I remember walking down a street in Sydney’s Chinatown. It was very crowded, the crowd’s pace moving steadily but slowly. There was a busker to the right that caused a bottleneck so the normally evenly dispersed crowd bunched up. In front of us were two tiny Chinese women that would have been around eighty years old. They were both carrying shopping bags full of food and they were walking by shifting their weight from one foot to another while balancing their bags. I overheard a snippet of their conversation.
In the broadest Australian accent I had heard, one said to another “I bought lamb chops the other day. I got ‘em at a great price and they threw in some snags too. Hong just can’t get enough of them with his fried rice!” It was a voice straight out of Kath & Kim and could have been Kath talking to Kim about Kel’s eating preferences.
I loved this little snippet of conversation so much and my friend and I just smiled at each other thinking that we could just listen to these two ladies all day long musing aloud about East meets West combinations. Which brings me to this combination-while not fusion, it is the combination of a few different Aussie concepts. Vegemite, of course is that Australian salty yeast based spread, a cousin of Promite and Marmite and perhaps other ‘mites that I can’t think of. That salty goodness is tempered by the presence of cheese and it’s all wrapped up in that very Australian lunchtime snack of a sausage roll (always my tuck shop item of choice).
I got the sausages from The Meat Merchant which is a home delivery meat service that supplies cryovaced premium cuts of meat (including a whole or half lamb if you want!). Prices are very reasonable and it’s a little like those deal sites where there is a limited time for an offer and a minimum amount of people have to buy it to activate the deal.
Anyway, back to the sausage rolls. The Vegemite provides the salty umami flavour and the cheese melts in little pockets. Depending on the ferocity of how you like your Vegemite, you can add more or less of it. I balanced it with a little sugar added to it and along with the buttery puff pastry, it became one of my favourite ways to celebrate Australia Day-through food, of course!
So tell me Dear Reader, what do you think of Vegemite?
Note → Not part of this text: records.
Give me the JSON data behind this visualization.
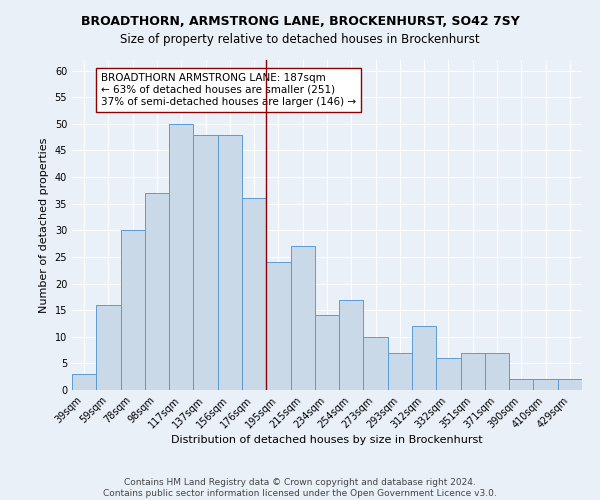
{
  "title": "BROADTHORN, ARMSTRONG LANE, BROCKENHURST, SO42 7SY",
  "subtitle": "Size of property relative to detached houses in Brockenhurst",
  "xlabel": "Distribution of detached houses by size in Brockenhurst",
  "ylabel": "Number of detached properties",
  "categories": [
    "39sqm",
    "59sqm",
    "78sqm",
    "98sqm",
    "117sqm",
    "137sqm",
    "156sqm",
    "176sqm",
    "195sqm",
    "215sqm",
    "234sqm",
    "254sqm",
    "273sqm",
    "293sqm",
    "312sqm",
    "332sqm",
    "351sqm",
    "371sqm",
    "390sqm",
    "410sqm",
    "429sqm"
  ],
  "values": [
    3,
    16,
    30,
    37,
    50,
    48,
    48,
    36,
    24,
    27,
    14,
    17,
    10,
    7,
    12,
    6,
    7,
    7,
    2,
    2,
    2
  ],
  "bar_color": "#c9d9e8",
  "bar_edge_color": "#5b9bd5",
  "vline_x_index": 7.5,
  "vline_color": "#8b0000",
  "annotation_text": "BROADTHORN ARMSTRONG LANE: 187sqm\n← 63% of detached houses are smaller (251)\n37% of semi-detached houses are larger (146) →",
  "annotation_box_color": "#ffffff",
  "annotation_box_edge_color": "#8b0000",
  "ylim": [
    0,
    62
  ],
  "yticks": [
    0,
    5,
    10,
    15,
    20,
    25,
    30,
    35,
    40,
    45,
    50,
    55,
    60
  ],
  "background_color": "#eaf0f8",
  "grid_color": "#ffffff",
  "footer_line1": "Contains HM Land Registry data © Crown copyright and database right 2024.",
  "footer_line2": "Contains public sector information licensed under the Open Government Licence v3.0.",
  "title_fontsize": 9,
  "subtitle_fontsize": 8.5,
  "xlabel_fontsize": 8,
  "ylabel_fontsize": 8,
  "tick_fontsize": 7,
  "annotation_fontsize": 7.5,
  "footer_fontsize": 6.5
}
And what is your favourite holiday of the year?
P.S. If you’re looking for other Australia Day ideas here are some:
No knead cheese, onion & beer bread (easy level of difficulty)
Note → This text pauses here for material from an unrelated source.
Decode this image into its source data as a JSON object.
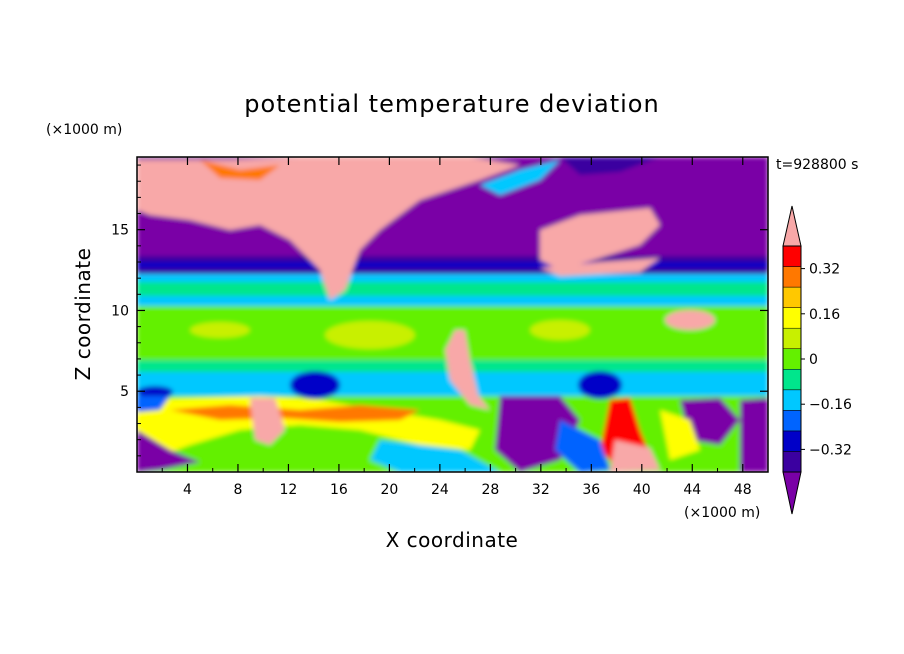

Caramel Lamington Map of Australia (medium level of difficulty)
Koala cupcakes (medium level of difficulty)
Carrot cake ice cream (medium level of difficulty)
Lamington Tiramisu (medium level of difficulty)
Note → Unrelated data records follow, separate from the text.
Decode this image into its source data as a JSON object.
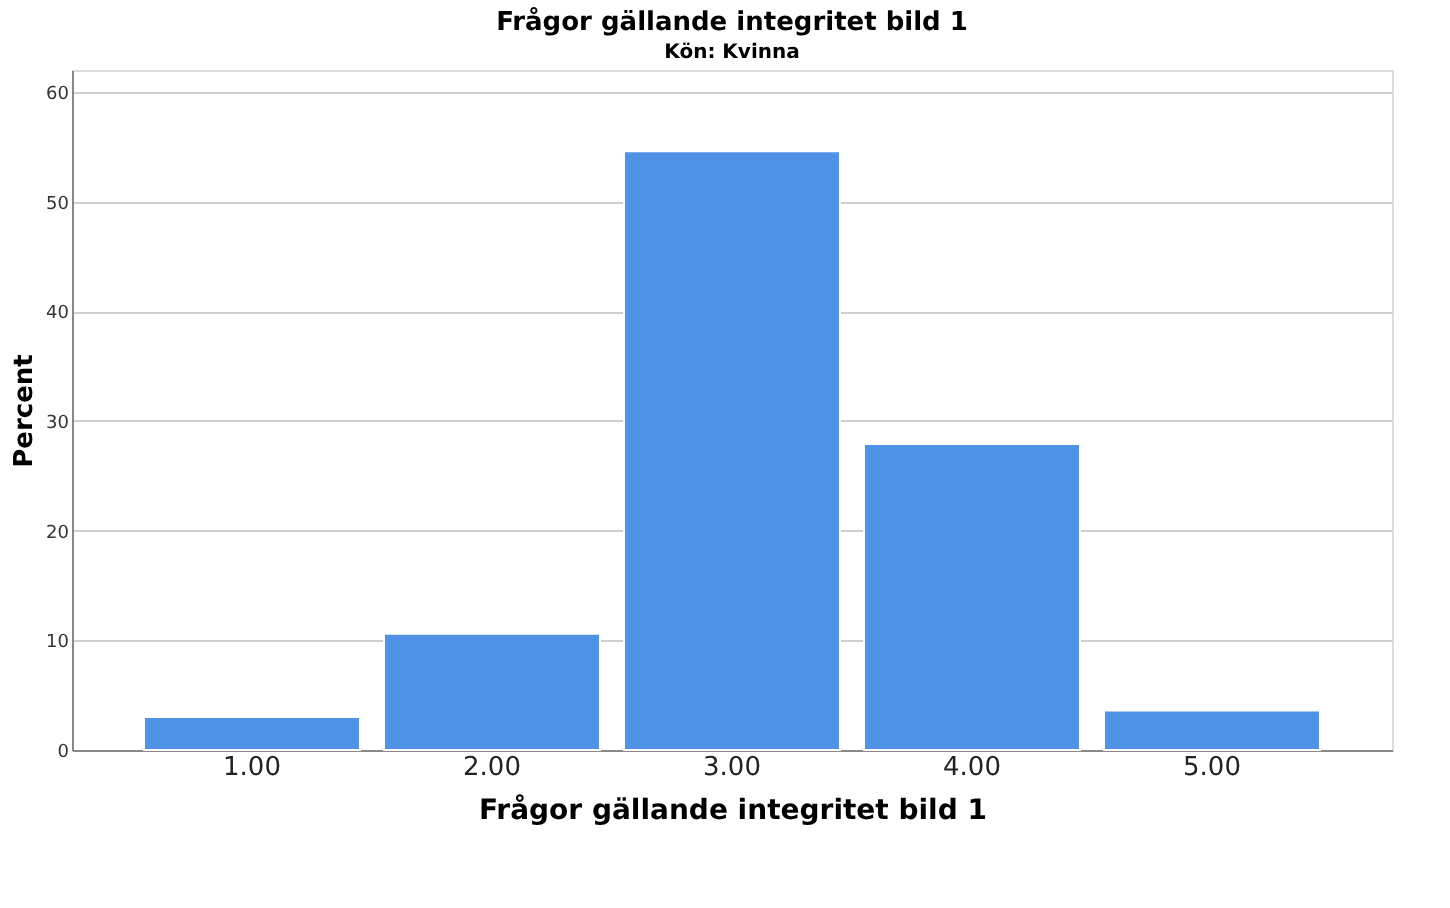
{
  "chart_data": {
    "type": "bar",
    "title": "Frågor gällande integritet bild 1",
    "subtitle": "Kön: Kvinna",
    "xlabel": "Frågor gällande integritet bild 1",
    "ylabel": "Percent",
    "categories": [
      "1.00",
      "2.00",
      "3.00",
      "4.00",
      "5.00"
    ],
    "values": [
      3.0,
      10.6,
      54.6,
      27.9,
      3.6
    ],
    "color": "#4f92e6",
    "ylim": [
      0,
      62
    ],
    "yticks": [
      0,
      10,
      20,
      30,
      40,
      50,
      60
    ],
    "grid": "y"
  }
}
Vegemite & Cheese Sausage Rolls
An Original Recipe by Not Quite Nigella
Makes twelve large sausage rolls or thirty six party sized ones
- 600g beef sausages (I used The Meat Merchant’s Beef and Rosemary sausages)
- 2 cups grated cheese
- 2 slices white bread, processed
- 1 onion, peeled
- 2 cloves garlic, peeled
- 1 egg
- 1 -1 1/2 tablespoons Vegemite
- 1 1/2 tablespoons white sugar
- Eggwash (1 egg yolk mixed with 1 tablespoon milk)
- 3 sheets puff pastry
1. Preheat oven to 200C/400F. Remove sausage meat from casing and place in a bowl. Process the other ingredients in a food processor (cheese, breadcrumbs, milk, onion, garlic, egg and one tablespoon of the Vegemite), excluding the last two and add to the sausage meat and mix together well. Once it is mixed together, I like to cook a little bit of the mixture in a frypan just to check for seasoning-seasoning in sausage meat varies so check that the Vegemite isn’t too salty and add more if needed. Chill this mixture for ten minutes.
2. Take the puff pastry squares and cut them lengthways to make two rectangles. Divide the mixture into six and roll them into a sausage between wet hands and place in the centre of each rectangle making sure not to overfill. With a pastry brush, brush a little eggwash onto the pastry and seal the sides overlapping them slightly and leaving the seam at the bottom. Repeat with the remainder of the filling and refrigerate for another 10 minutes.
3. Once ready, cut little patterns into the top (or you can add sesame or poppyseeds if you like). Brush with the egg wash. Bake for 20 -25 minutes until golden.